Ma la cosa che più mi amareggia, di ciò che è accaduto ad Angelo, è che non ci sia stato un solo avvocato, dico un solo avvocato indiano, che abbia saputo invocare e far applicare le norme basilari del diritto internazionale! E mi riferisco alla possibilità del detenuto di poter entrare in comunicazione telefonica con i parenti prossimi: diritto stabilito dalla Convenzione di New York. E non penso agli avvocati "con una carriera alle spalle" che oramai hanno il loro da fare professionale, e per vari motivi, (di tempo, di superficialità, di disinteresse, ecc.); ma penso ai tanti giovani giuristi indiani! Ai giovani che come me credono nella giustizia, ANCHE quella terrena, e che si impegnano con ogni mezzo (culturale) affinchè tale giustizia venga raggiunta, ed i diritti fondamentali dell'uomo vengano rispettati: obiettivo, questo, di ogni giurista.......in primis di ogni giurista in erba!

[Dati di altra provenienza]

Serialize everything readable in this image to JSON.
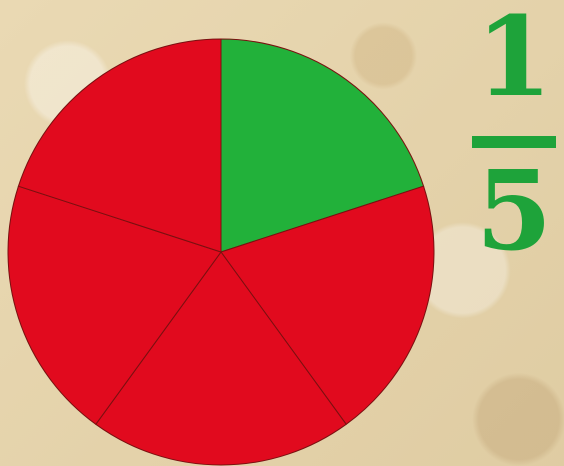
{
  "fraction": {
    "numerator": "1",
    "denominator": "5"
  },
  "pie": {
    "total_slices": 5,
    "shaded_slices": 1,
    "colors": {
      "shaded": "#22b13a",
      "unshaded": "#e10a1e",
      "divider": "#7a1010",
      "fraction": "#1ea33a"
    }
  }
}
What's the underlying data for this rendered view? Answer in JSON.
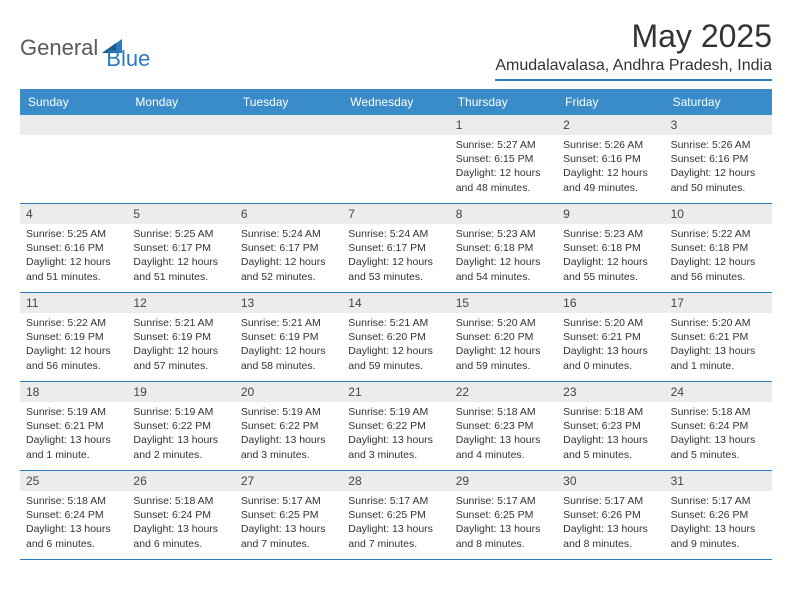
{
  "logo": {
    "general": "General",
    "blue": "Blue"
  },
  "title": "May 2025",
  "location": "Amudalavalasa, Andhra Pradesh, India",
  "dayNames": [
    "Sunday",
    "Monday",
    "Tuesday",
    "Wednesday",
    "Thursday",
    "Friday",
    "Saturday"
  ],
  "colors": {
    "headerBlue": "#3a8cc9",
    "accentBlue": "#2b7bbf",
    "grayBar": "#ececec",
    "text": "#333333",
    "logoGray": "#5a5a5a"
  },
  "weeks": [
    [
      {
        "n": "",
        "sunrise": "",
        "sunset": "",
        "daylight": ""
      },
      {
        "n": "",
        "sunrise": "",
        "sunset": "",
        "daylight": ""
      },
      {
        "n": "",
        "sunrise": "",
        "sunset": "",
        "daylight": ""
      },
      {
        "n": "",
        "sunrise": "",
        "sunset": "",
        "daylight": ""
      },
      {
        "n": "1",
        "sunrise": "Sunrise: 5:27 AM",
        "sunset": "Sunset: 6:15 PM",
        "daylight": "Daylight: 12 hours and 48 minutes."
      },
      {
        "n": "2",
        "sunrise": "Sunrise: 5:26 AM",
        "sunset": "Sunset: 6:16 PM",
        "daylight": "Daylight: 12 hours and 49 minutes."
      },
      {
        "n": "3",
        "sunrise": "Sunrise: 5:26 AM",
        "sunset": "Sunset: 6:16 PM",
        "daylight": "Daylight: 12 hours and 50 minutes."
      }
    ],
    [
      {
        "n": "4",
        "sunrise": "Sunrise: 5:25 AM",
        "sunset": "Sunset: 6:16 PM",
        "daylight": "Daylight: 12 hours and 51 minutes."
      },
      {
        "n": "5",
        "sunrise": "Sunrise: 5:25 AM",
        "sunset": "Sunset: 6:17 PM",
        "daylight": "Daylight: 12 hours and 51 minutes."
      },
      {
        "n": "6",
        "sunrise": "Sunrise: 5:24 AM",
        "sunset": "Sunset: 6:17 PM",
        "daylight": "Daylight: 12 hours and 52 minutes."
      },
      {
        "n": "7",
        "sunrise": "Sunrise: 5:24 AM",
        "sunset": "Sunset: 6:17 PM",
        "daylight": "Daylight: 12 hours and 53 minutes."
      },
      {
        "n": "8",
        "sunrise": "Sunrise: 5:23 AM",
        "sunset": "Sunset: 6:18 PM",
        "daylight": "Daylight: 12 hours and 54 minutes."
      },
      {
        "n": "9",
        "sunrise": "Sunrise: 5:23 AM",
        "sunset": "Sunset: 6:18 PM",
        "daylight": "Daylight: 12 hours and 55 minutes."
      },
      {
        "n": "10",
        "sunrise": "Sunrise: 5:22 AM",
        "sunset": "Sunset: 6:18 PM",
        "daylight": "Daylight: 12 hours and 56 minutes."
      }
    ],
    [
      {
        "n": "11",
        "sunrise": "Sunrise: 5:22 AM",
        "sunset": "Sunset: 6:19 PM",
        "daylight": "Daylight: 12 hours and 56 minutes."
      },
      {
        "n": "12",
        "sunrise": "Sunrise: 5:21 AM",
        "sunset": "Sunset: 6:19 PM",
        "daylight": "Daylight: 12 hours and 57 minutes."
      },
      {
        "n": "13",
        "sunrise": "Sunrise: 5:21 AM",
        "sunset": "Sunset: 6:19 PM",
        "daylight": "Daylight: 12 hours and 58 minutes."
      },
      {
        "n": "14",
        "sunrise": "Sunrise: 5:21 AM",
        "sunset": "Sunset: 6:20 PM",
        "daylight": "Daylight: 12 hours and 59 minutes."
      },
      {
        "n": "15",
        "sunrise": "Sunrise: 5:20 AM",
        "sunset": "Sunset: 6:20 PM",
        "daylight": "Daylight: 12 hours and 59 minutes."
      },
      {
        "n": "16",
        "sunrise": "Sunrise: 5:20 AM",
        "sunset": "Sunset: 6:21 PM",
        "daylight": "Daylight: 13 hours and 0 minutes."
      },
      {
        "n": "17",
        "sunrise": "Sunrise: 5:20 AM",
        "sunset": "Sunset: 6:21 PM",
        "daylight": "Daylight: 13 hours and 1 minute."
      }
    ],
    [
      {
        "n": "18",
        "sunrise": "Sunrise: 5:19 AM",
        "sunset": "Sunset: 6:21 PM",
        "daylight": "Daylight: 13 hours and 1 minute."
      },
      {
        "n": "19",
        "sunrise": "Sunrise: 5:19 AM",
        "sunset": "Sunset: 6:22 PM",
        "daylight": "Daylight: 13 hours and 2 minutes."
      },
      {
        "n": "20",
        "sunrise": "Sunrise: 5:19 AM",
        "sunset": "Sunset: 6:22 PM",
        "daylight": "Daylight: 13 hours and 3 minutes."
      },
      {
        "n": "21",
        "sunrise": "Sunrise: 5:19 AM",
        "sunset": "Sunset: 6:22 PM",
        "daylight": "Daylight: 13 hours and 3 minutes."
      },
      {
        "n": "22",
        "sunrise": "Sunrise: 5:18 AM",
        "sunset": "Sunset: 6:23 PM",
        "daylight": "Daylight: 13 hours and 4 minutes."
      },
      {
        "n": "23",
        "sunrise": "Sunrise: 5:18 AM",
        "sunset": "Sunset: 6:23 PM",
        "daylight": "Daylight: 13 hours and 5 minutes."
      },
      {
        "n": "24",
        "sunrise": "Sunrise: 5:18 AM",
        "sunset": "Sunset: 6:24 PM",
        "daylight": "Daylight: 13 hours and 5 minutes."
      }
    ],
    [
      {
        "n": "25",
        "sunrise": "Sunrise: 5:18 AM",
        "sunset": "Sunset: 6:24 PM",
        "daylight": "Daylight: 13 hours and 6 minutes."
      },
      {
        "n": "26",
        "sunrise": "Sunrise: 5:18 AM",
        "sunset": "Sunset: 6:24 PM",
        "daylight": "Daylight: 13 hours and 6 minutes."
      },
      {
        "n": "27",
        "sunrise": "Sunrise: 5:17 AM",
        "sunset": "Sunset: 6:25 PM",
        "daylight": "Daylight: 13 hours and 7 minutes."
      },
      {
        "n": "28",
        "sunrise": "Sunrise: 5:17 AM",
        "sunset": "Sunset: 6:25 PM",
        "daylight": "Daylight: 13 hours and 7 minutes."
      },
      {
        "n": "29",
        "sunrise": "Sunrise: 5:17 AM",
        "sunset": "Sunset: 6:25 PM",
        "daylight": "Daylight: 13 hours and 8 minutes."
      },
      {
        "n": "30",
        "sunrise": "Sunrise: 5:17 AM",
        "sunset": "Sunset: 6:26 PM",
        "daylight": "Daylight: 13 hours and 8 minutes."
      },
      {
        "n": "31",
        "sunrise": "Sunrise: 5:17 AM",
        "sunset": "Sunset: 6:26 PM",
        "daylight": "Daylight: 13 hours and 9 minutes."
      }
    ]
  ]
}
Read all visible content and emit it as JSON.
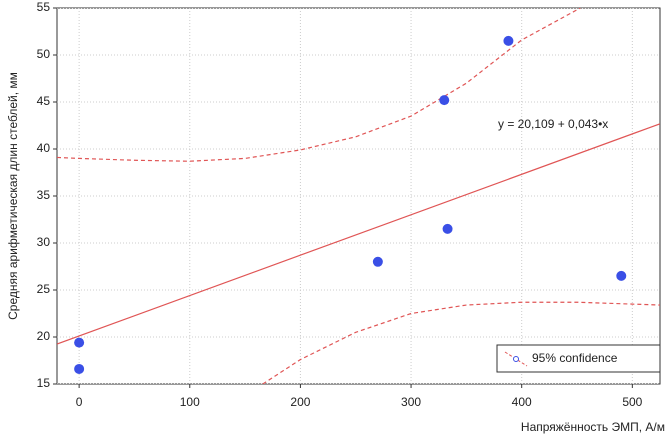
{
  "chart_data": {
    "type": "scatter",
    "x": [
      0,
      0,
      270,
      330,
      333,
      388,
      490
    ],
    "y": [
      19.4,
      16.6,
      28,
      45.2,
      31.5,
      51.5,
      26.5
    ],
    "point_color": "#3a4fe6",
    "xlabel": "Напряжённость ЭМП, А/м",
    "ylabel": "Средняя арифметическая длин стеблей, мм",
    "annotation": "y = 20,109 + 0,043•x",
    "fit": {
      "color": "#e05555",
      "x": [
        -20,
        525
      ],
      "y": [
        19.25,
        42.68
      ]
    },
    "confidence_upper": {
      "x": [
        -20,
        0,
        50,
        100,
        150,
        200,
        250,
        300,
        350,
        400,
        453
      ],
      "y": [
        39.1,
        39,
        38.8,
        38.7,
        39,
        39.9,
        41.3,
        43.5,
        47,
        51.6,
        55
      ]
    },
    "confidence_lower": {
      "x": [
        166,
        200,
        250,
        300,
        350,
        400,
        450,
        500,
        525
      ],
      "y": [
        15,
        17.6,
        20.5,
        22.5,
        23.4,
        23.7,
        23.7,
        23.5,
        23.4
      ]
    },
    "legend": {
      "label": "95% confidence",
      "corner": "lower right"
    },
    "xlim": [
      -20,
      525
    ],
    "ylim": [
      15,
      55
    ],
    "xticks": [
      0,
      100,
      200,
      300,
      400,
      500
    ],
    "yticks": [
      15,
      20,
      25,
      30,
      35,
      40,
      45,
      50,
      55
    ],
    "grid": true
  }
}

Credo che lo studio del diritto sia prima di ogni cosa una scelta di vita: un modo per affrontare la vita, ed un modo DI affrontarla!
Concludo ricordando la frase con cui quello stesso prof. di cui sopra concluse il suo corso: "Voi siete gli ingegneri sociali del futuro". Ecco, voglio credere che in ogni parte del mondo, in Italia, così come in India, ci siano giovani ingegneri sociali pronti a dare il proprio contributo per la costruzione di un mondo migliore!